In this section, we evaluate the performance of our proposed method in (i) biclustering, varying the cluster sizes and the sample size and (ii) one-dimensional row clustering, compared to that of double k-means (Vichi, 2001) and standard k-means, respectively.

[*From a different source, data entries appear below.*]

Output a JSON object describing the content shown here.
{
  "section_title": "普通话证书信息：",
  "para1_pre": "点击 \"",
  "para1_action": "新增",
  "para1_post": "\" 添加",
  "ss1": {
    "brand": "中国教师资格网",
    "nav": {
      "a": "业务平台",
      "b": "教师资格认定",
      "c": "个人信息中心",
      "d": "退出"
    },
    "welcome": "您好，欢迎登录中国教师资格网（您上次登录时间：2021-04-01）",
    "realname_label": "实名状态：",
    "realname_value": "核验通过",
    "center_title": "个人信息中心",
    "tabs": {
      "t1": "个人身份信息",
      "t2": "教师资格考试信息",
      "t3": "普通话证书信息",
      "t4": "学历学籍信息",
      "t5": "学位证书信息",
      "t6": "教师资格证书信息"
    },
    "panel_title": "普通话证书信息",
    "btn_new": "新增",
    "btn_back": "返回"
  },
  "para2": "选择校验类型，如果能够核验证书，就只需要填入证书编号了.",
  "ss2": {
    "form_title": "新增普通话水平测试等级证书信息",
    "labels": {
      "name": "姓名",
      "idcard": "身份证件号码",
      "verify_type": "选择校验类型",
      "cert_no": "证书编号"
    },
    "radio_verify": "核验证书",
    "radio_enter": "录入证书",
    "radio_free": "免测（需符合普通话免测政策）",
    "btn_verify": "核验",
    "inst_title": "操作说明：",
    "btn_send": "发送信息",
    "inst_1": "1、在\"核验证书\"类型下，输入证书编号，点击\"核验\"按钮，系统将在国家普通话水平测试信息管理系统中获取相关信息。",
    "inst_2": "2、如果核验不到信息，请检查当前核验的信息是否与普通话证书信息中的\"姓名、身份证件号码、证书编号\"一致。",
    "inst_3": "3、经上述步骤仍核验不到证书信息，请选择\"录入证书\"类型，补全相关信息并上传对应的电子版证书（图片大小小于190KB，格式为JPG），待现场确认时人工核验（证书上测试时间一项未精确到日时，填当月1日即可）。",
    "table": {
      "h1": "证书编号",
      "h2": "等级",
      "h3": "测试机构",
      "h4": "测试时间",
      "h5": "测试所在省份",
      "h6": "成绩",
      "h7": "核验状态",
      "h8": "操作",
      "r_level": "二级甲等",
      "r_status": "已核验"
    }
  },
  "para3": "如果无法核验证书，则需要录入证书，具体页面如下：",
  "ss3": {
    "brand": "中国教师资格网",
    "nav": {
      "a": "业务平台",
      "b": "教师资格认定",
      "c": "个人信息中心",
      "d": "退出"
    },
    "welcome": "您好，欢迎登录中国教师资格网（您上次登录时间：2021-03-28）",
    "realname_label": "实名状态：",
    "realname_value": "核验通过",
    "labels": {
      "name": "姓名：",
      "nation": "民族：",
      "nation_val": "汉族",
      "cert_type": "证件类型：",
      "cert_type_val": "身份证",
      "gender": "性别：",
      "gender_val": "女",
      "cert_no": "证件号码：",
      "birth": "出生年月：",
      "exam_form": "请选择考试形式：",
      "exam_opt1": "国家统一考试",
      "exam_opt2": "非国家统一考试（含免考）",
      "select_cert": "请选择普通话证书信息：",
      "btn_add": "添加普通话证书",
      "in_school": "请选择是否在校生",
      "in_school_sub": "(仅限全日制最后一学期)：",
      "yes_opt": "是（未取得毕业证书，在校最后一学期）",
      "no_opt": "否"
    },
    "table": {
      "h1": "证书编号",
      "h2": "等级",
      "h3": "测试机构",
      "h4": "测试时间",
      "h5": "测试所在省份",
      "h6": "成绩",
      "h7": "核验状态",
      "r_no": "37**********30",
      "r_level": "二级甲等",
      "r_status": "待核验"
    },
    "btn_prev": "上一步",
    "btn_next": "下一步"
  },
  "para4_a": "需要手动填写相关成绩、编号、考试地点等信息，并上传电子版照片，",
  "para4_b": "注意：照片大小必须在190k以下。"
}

(i) We set $R=3$, $C=2$ and $q=3$ or 5. The cutpoint values are obtained such that the response categories have equal probabilities for the baseline row and column cluster. That is, $P(Y_{ij}=1)=P(Y_{ij}=2)=\cdots =P(Y_{ij}=q)$ when row i belongs to the first row cluster and column j belongs to the first column cluster. The cutpoint values are $\{{\mathit{\mu }}_1=log(1/2),{\mathit{\mu }}_2=log(2)\}$ when $q=3$, and $\{{\mathit{\mu }}_1=log(1/4),{\mathit{\mu }}_2=log(2/3),{\mathit{\mu }}_3=log(3/2),{\mathit{\mu }}_4=log(4)\}$ when $q=5$. We consider $({\mathit{\alpha }}_1,{\mathit{\alpha }}_2,{\mathit{\alpha }}_3)=(0,1,2)$, $({\mathit{\beta }}_1,{\mathit{\beta }}_2)=(0,-1)$ and ${\mathit{\pi }}_1={\mathit{\pi }}_2={\mathit{\pi }}_3=1/3$. We vary n, p, q and $({\mathit{\kappa }}_1,{\mathit{\kappa }}_2)$ as $n=(9,30,99)$, $p=(10,20,100)$, $q=(3,5)$ and $({\mathit{\kappa }}_1,{\mathit{\kappa }}_2)=(0.5,0.5)$, $(0.4,0.6)$, $(0.3,0.7)$, $(0.2,0.8)$. The case with balanced column clusters assumes $({\mathit{\kappa }}_1,{\mathit{\kappa }}_2)=(0.5,0.5)$. For an unbalanced case, the scenarios are from $(0.4,0.6)$ to $(0.2,0.8)$.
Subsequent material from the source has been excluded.